I rolled my eyes, wrapped the towel around me, and stepped out of the bathroom. On the way to the bedroom I heard something drop.
“What are you into now, Beast?” I hollered, spinning around and coming face-to-face with Mr. Very Special himself.
My eyes widened and I gasped. “Wha — what are you doing in here?” I stutter asked.

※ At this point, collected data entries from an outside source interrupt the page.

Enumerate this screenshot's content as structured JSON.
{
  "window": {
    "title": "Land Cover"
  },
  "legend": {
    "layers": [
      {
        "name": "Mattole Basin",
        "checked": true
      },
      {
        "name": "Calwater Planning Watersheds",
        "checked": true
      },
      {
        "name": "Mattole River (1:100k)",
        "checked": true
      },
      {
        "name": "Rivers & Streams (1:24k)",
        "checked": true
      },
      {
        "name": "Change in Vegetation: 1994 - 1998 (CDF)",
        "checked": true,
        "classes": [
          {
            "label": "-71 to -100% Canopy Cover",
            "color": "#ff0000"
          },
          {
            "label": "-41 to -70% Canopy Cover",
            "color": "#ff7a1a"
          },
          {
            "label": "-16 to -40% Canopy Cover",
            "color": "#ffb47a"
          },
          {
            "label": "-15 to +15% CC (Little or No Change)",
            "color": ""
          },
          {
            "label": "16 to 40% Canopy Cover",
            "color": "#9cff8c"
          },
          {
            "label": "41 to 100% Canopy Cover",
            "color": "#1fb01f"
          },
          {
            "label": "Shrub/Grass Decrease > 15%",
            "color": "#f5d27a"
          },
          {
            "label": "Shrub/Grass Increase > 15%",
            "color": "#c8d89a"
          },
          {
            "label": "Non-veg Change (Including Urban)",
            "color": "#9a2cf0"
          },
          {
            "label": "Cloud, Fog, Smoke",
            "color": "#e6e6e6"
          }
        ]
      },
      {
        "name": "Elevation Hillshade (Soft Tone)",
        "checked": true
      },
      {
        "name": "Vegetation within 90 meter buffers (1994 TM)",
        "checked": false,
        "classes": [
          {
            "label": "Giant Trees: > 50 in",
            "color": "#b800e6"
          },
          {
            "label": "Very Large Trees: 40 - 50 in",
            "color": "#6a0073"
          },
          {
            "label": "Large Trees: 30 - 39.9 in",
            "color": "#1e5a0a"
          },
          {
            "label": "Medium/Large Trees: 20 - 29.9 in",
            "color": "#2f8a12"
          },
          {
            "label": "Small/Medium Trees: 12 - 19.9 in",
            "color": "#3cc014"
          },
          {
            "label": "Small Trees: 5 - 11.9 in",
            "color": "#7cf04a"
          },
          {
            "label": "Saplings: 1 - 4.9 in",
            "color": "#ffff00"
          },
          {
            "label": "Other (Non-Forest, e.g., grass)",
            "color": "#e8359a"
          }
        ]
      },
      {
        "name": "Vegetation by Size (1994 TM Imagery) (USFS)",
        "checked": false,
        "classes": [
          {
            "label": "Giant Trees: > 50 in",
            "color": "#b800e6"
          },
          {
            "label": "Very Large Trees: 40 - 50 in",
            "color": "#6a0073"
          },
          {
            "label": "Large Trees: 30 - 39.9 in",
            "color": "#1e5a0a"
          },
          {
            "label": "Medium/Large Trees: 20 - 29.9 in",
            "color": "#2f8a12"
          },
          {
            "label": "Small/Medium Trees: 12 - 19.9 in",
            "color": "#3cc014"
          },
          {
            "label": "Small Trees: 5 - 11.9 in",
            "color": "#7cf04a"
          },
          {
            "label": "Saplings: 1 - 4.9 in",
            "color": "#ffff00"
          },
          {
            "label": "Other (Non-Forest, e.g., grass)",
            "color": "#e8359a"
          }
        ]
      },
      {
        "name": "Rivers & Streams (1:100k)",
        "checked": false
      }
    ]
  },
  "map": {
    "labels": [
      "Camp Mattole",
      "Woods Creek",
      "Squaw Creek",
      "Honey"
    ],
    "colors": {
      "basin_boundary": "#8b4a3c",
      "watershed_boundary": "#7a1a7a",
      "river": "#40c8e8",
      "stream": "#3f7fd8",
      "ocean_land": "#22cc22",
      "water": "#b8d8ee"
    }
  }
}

His icy blue eyes bore into me like daggers. Oof, this guy. I couldn’t help but think he was equal parts sexy businessman and equal parts beastly bad boy. If I wasn’t already terrified he’d snap my lady parts in two, I might consider having a fling with him.
“Filing a complaint,” he answered, his voice steely cold.
“Take a number,” I sassed, “they’re at the counter.”
“Your beast of a dog ate my tire!” he exclaimed, his arms going up into the air. “Do you know how expensive those tires are?”